Using percentiles as SLIs
You can use percentiles as SLI to monitor metrics at specific thresholds of performance. For this, define the required percentile value that matches the level of satisfaction, performance, or behavior you’re aiming at. For example:
- 95th percentile latency: 95% of requests complete within a target time
- 99th percentile availability: a service is available for 99% of the time
When using percentiles as SLIs, we recommend the time slices budgeting method. This method divides the SLO time window into short slices and evaluates them independently against the target, marking minutes good or bad. If any time slice fails to meet the percentile SLI requirements, the error budget burns.
Any stream of data with a timestamp and value can function as an SLI. For example:
- A stream of points representing individual occurrences of an event a customer faced using your service, like logging into the system
- HTTP 500, 403, or other errors happened over a specified time frame
- A
95th
percentile of service latency
The streams in the example provide different kinds of information that can refer to the same service.
SLI differences between Nobl9 and a data source
Nobl9 attempts to gather four data points every minute from a data source. This is essentially the target or desired rate of data collection.
The actual number of data points coming from a data source might be different—sometimes it can be less than four or more than four. This variability depends on:
- The way the query is written—for example, if it requests data at particular intervals.
- The data source configuration—how frequently the data source is updated or how it structures metrics.

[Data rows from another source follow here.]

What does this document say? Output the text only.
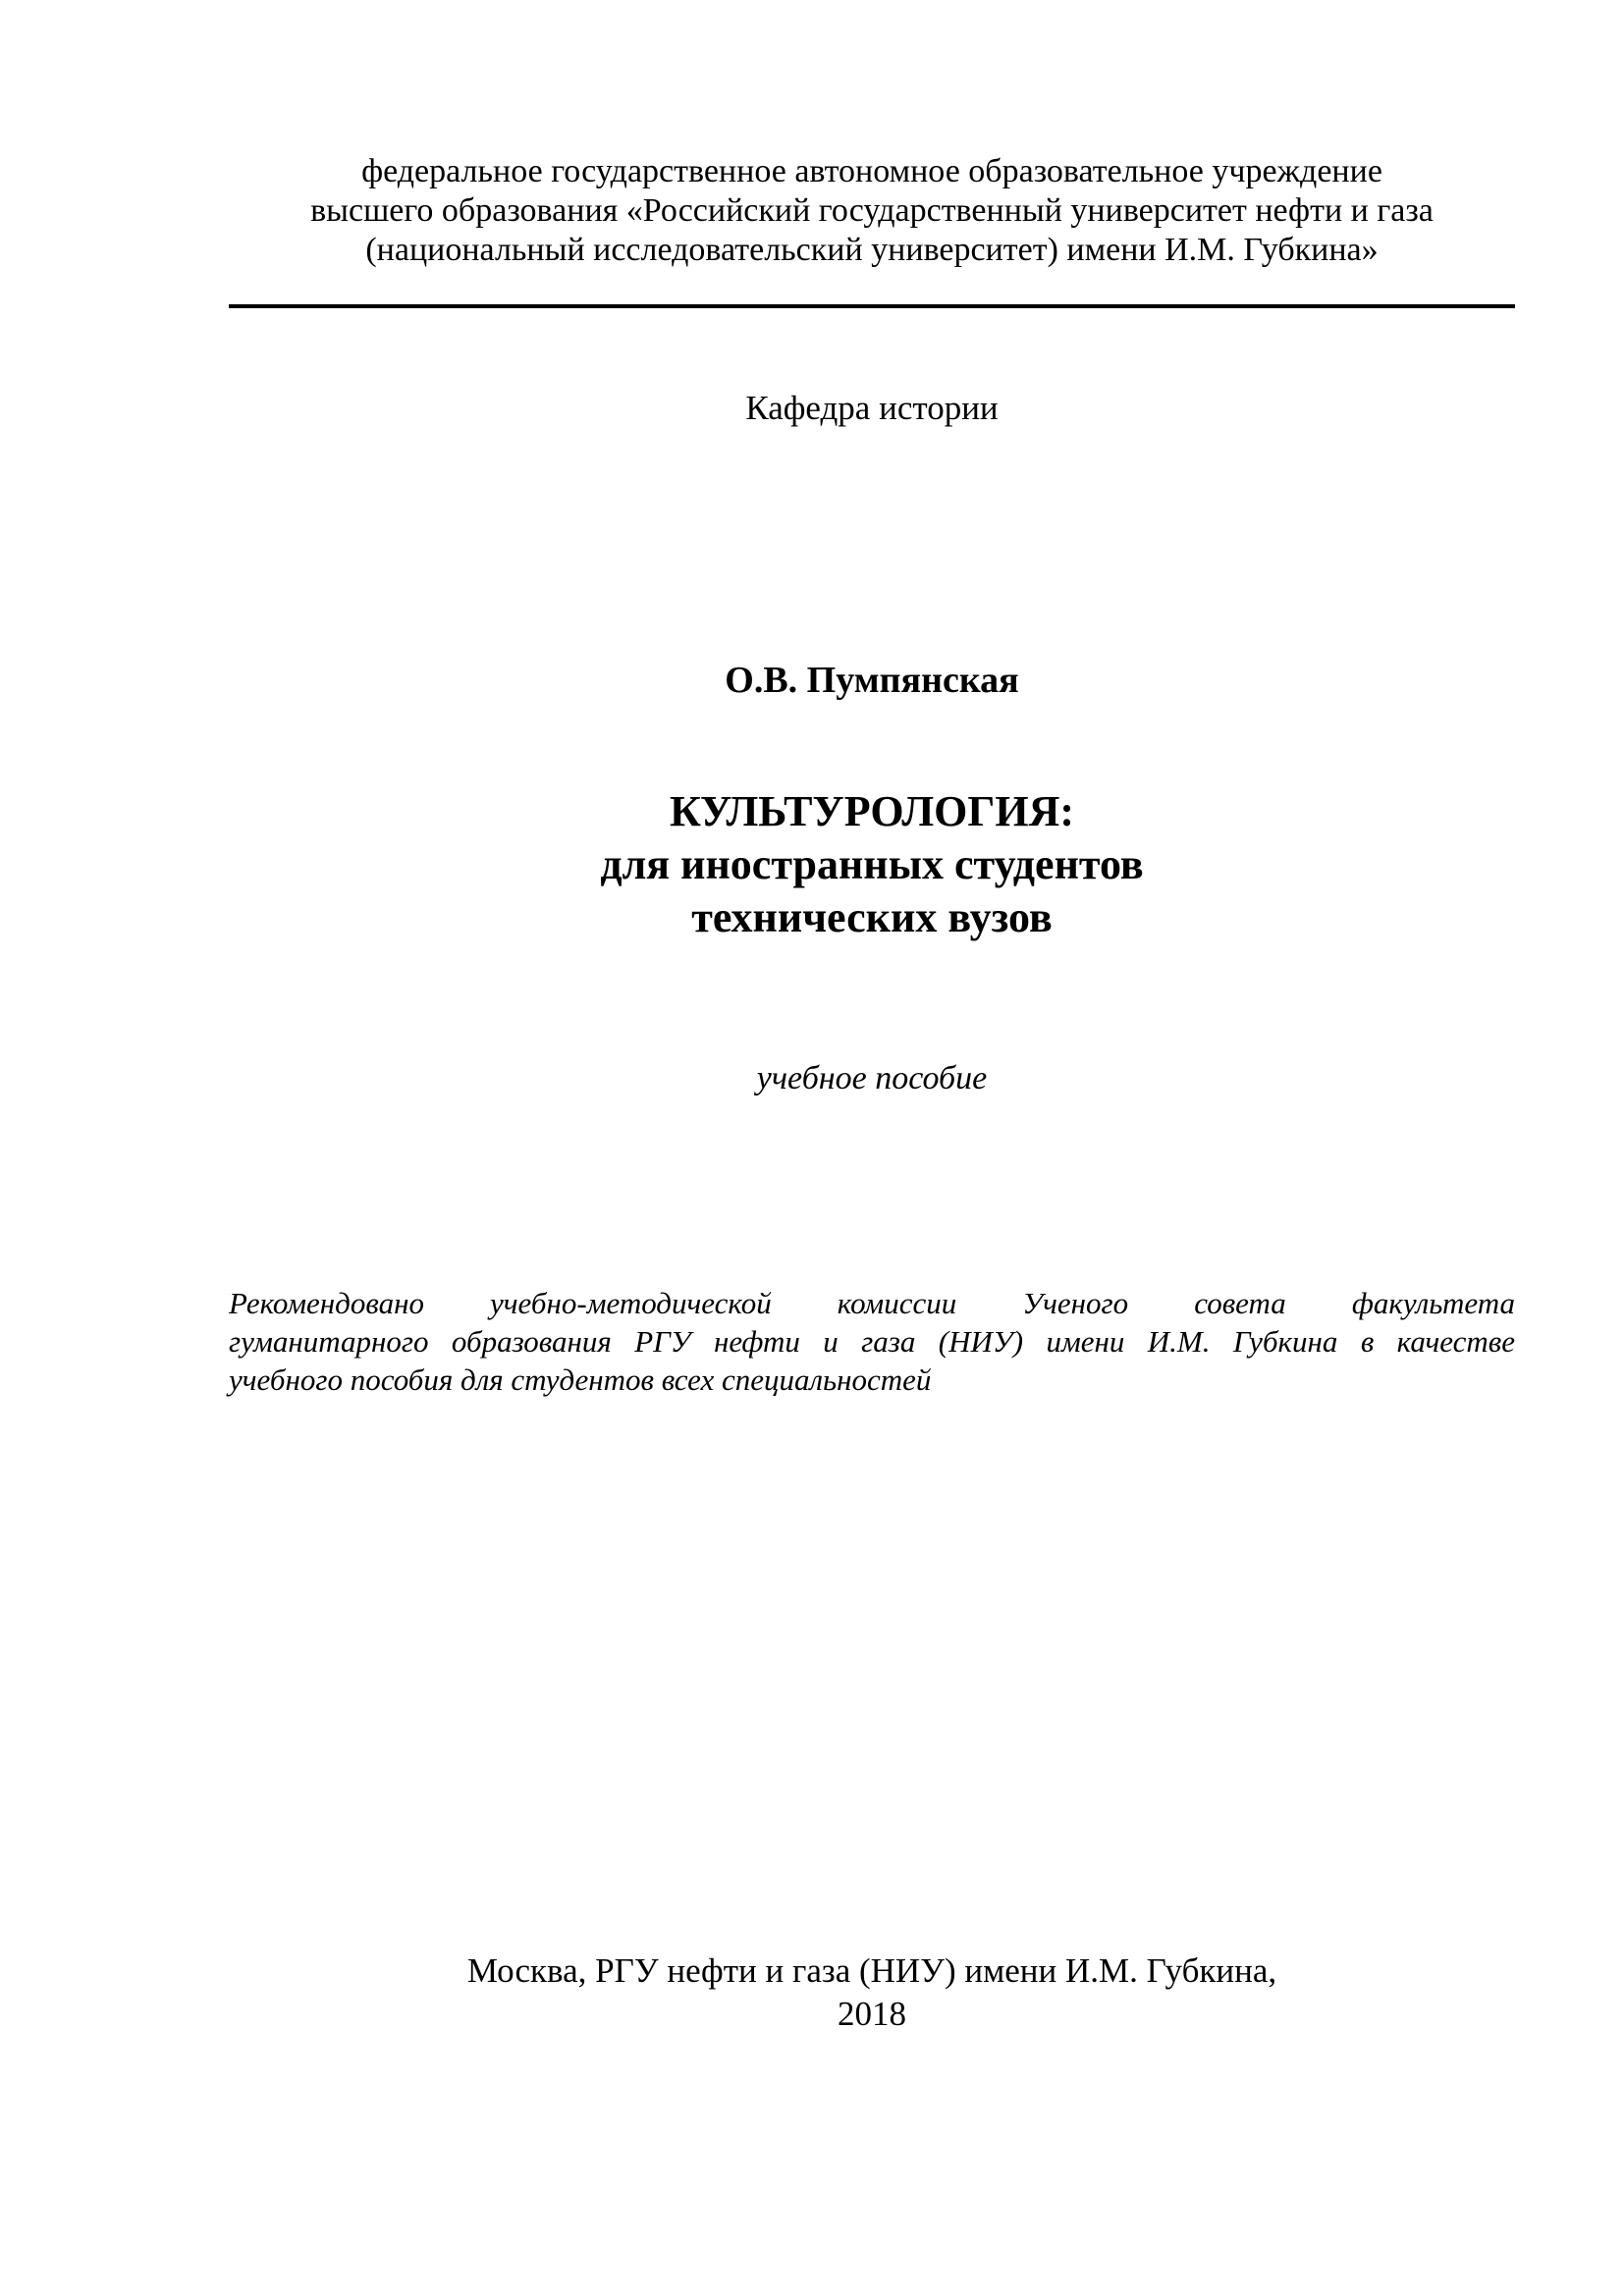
федеральное государственное автономное образовательное учреждение
высшего образования «Российский государственный университет нефти и газа
(национальный исследовательский университет) имени И.М. Губкина»
Кафедра истории
О.В. Пумпянская
КУЛЬТУРОЛОГИЯ:
для иностранных студентов
технических вузов
учебное пособие
Рекомендовано учебно-методической комиссии Ученого совета факультета
гуманитарного образования РГУ нефти и газа (НИУ) имени И.М. Губкина в качестве
учебного пособия для студентов всех специальностей
Москва, РГУ нефти и газа (НИУ) имени И.М. Губкина,
2018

Because an exact four data points per minute might not always be available, the calculated SLI in Nobl9 becomes an approximation of the true metric. In other words, the calculations are based on whatever data points Nobl9 manages to gather, even if the count differs from four.
The term raw in Nobl9 denotes unmodified data points received from the Nobl9 agent. No downsampling is applied to these points when visualized in the platform. As a result, you see the exact data points your data source sent to Nobl9.

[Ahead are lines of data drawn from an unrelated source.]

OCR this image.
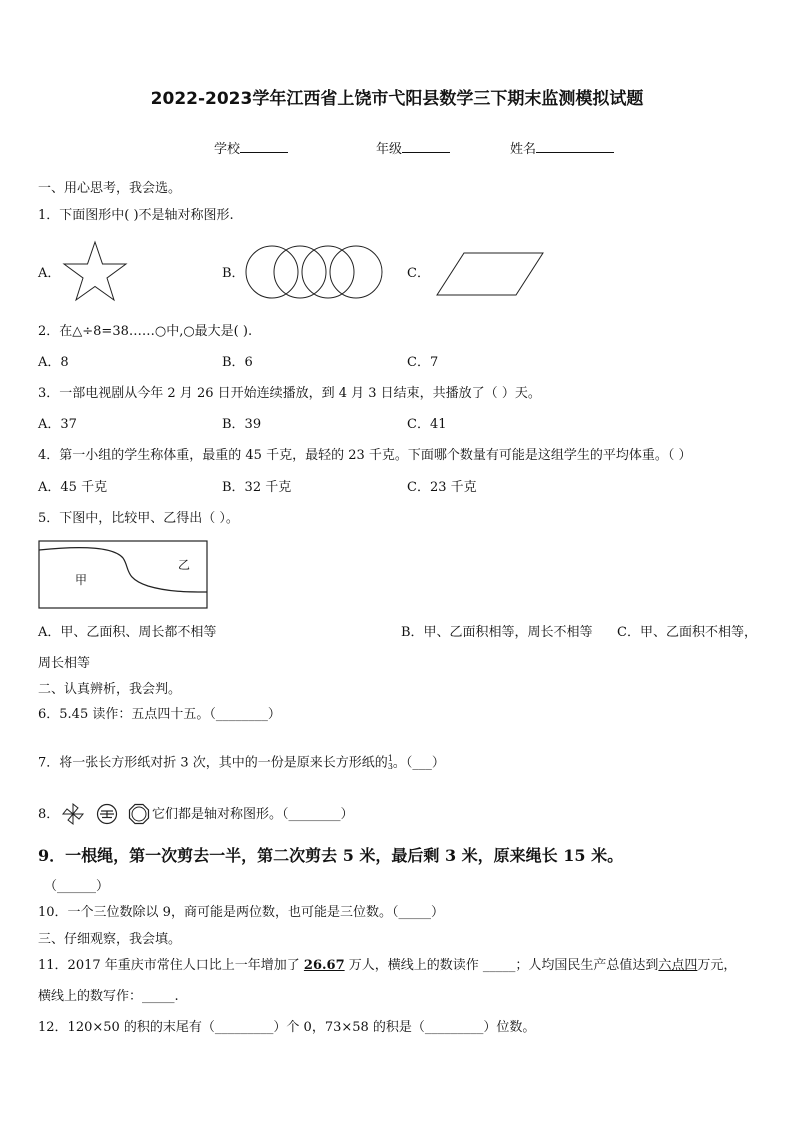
2022-2023学年江西省上饶市弋阳县数学三下期末监测模拟试题
学校	年级	姓名
一、用心思考，我会选。
1．下面图形中( )不是轴对称图形.
A．	B．	C．
2．在△÷8=38……○中,○最大是( ).
A．8	B．6	C．7
3．一部电视剧从今年 2 月 26 日开始连续播放，到 4 月 3 日结束，共播放了（ ）天。
A．37	B．39	C．41
4．第一小组的学生称体重，最重的 45 千克，最轻的 23 千克。下面哪个数量有可能是这组学生的平均体重。（ ）
A．45 千克	B．32 千克	C．23 千克
5．下图中，比较甲、乙得出（ ）。
甲
乙
A．甲、乙面积、周长都不相等	B．甲、乙面积相等，周长不相等 C．甲、乙面积不相等，
周长相等
二、认真辨析，我会判。
6．5.45 读作：五点四十五。（________）
7．将一张长方形纸对折 3 次，其中的一份是原来长方形纸的1
3。（___）
8．	它们都是轴对称图形。（________）
9．一根绳，第一次剪去一半，第二次剪去 5 米，最后剩 3 米，原来绳长 15 米。
（______）
10．一个三位数除以 9，商可能是两位数，也可能是三位数。（_____）
三、仔细观察，我会填。
11．2017 年重庆市常住人口比上一年增加了 26.67 万人，横线上的数读作 _____；人均国民生产总值达到六点四万元，
横线上的数写作：_____.
12．120×50 的积的末尾有（_________）个 0，73×58 的积是（_________）位数。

Copying and pasting the same query in an SLO and in your data source might yield differing outputs. These discrepancies can stem from factors such as:
- Time alignment: When exactly the metrics are captured and how they are timestamped.

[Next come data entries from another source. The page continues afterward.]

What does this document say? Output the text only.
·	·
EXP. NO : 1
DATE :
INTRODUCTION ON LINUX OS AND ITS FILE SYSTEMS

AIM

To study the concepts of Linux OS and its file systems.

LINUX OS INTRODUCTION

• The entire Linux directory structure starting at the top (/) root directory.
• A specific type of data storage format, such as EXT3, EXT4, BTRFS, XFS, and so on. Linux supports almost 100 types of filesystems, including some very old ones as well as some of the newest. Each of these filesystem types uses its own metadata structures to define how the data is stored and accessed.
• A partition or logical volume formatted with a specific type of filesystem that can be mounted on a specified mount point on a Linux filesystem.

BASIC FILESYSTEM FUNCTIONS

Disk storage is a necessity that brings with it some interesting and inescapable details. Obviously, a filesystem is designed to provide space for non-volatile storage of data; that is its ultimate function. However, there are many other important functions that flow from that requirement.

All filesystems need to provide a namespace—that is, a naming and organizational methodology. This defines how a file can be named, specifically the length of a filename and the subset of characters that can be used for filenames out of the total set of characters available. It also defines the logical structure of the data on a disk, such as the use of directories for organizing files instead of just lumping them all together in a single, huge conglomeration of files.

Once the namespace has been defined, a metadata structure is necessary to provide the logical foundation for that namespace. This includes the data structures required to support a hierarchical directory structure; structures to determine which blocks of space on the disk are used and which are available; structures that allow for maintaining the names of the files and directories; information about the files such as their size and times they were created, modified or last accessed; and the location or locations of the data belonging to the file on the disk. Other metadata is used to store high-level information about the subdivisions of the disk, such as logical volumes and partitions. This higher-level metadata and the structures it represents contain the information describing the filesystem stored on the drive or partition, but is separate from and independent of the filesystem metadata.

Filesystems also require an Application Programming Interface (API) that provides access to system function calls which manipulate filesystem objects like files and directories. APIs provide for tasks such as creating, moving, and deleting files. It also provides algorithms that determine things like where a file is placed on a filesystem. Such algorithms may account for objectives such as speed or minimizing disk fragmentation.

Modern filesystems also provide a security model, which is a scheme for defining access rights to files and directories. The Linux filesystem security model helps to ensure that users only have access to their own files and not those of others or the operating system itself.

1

- Data sampling intervals: The interval at which the data source records or returns metrics.
- Data source internals: Any processing, buffering, or caching that the data source does before sending data.
- Eventual consistency: some data may not be immediately available in the data source when the Nobl9 agent requests it. The agent does not automatically backfill missing data (you can run Replay for this).
Click to unfold examples
-
Suppose your data source updates a counter metric (for example, the total number of HTTP requests) twice per minute. In this scenario, Nobl9 still attempts to collect four readings. As a result, it might retrieve the first pair of points representing the counter value after the first update and the second pair of points representing the counter value after the second update. Consequently, the SLI will have four points per minute, while the same counter in the data source will show only two points per minute.
-
Consider a highly frequent data stream coming from a service that logs data every few seconds. In this case, you might have eight or ten data points per minute. Every minute, the Nobl9 agent attempts to fetch four points (for SLO calculations), effectively reducing the point density compared to the data source. SLO calculations are therefore performed using four points per minute instead of the full number of points available in the data source.
-
You can copy the same query Nobl9 uses and run it directly on your data source’s monitoring dashboard. If that dashboard fetches data at slightly different time boundaries, you may notice a change in the results, even for the same time frame. This is because the data source might return data after additional processing, downsampling, or caching, which was not included in the data retrieved by the Nobl9 agent previously.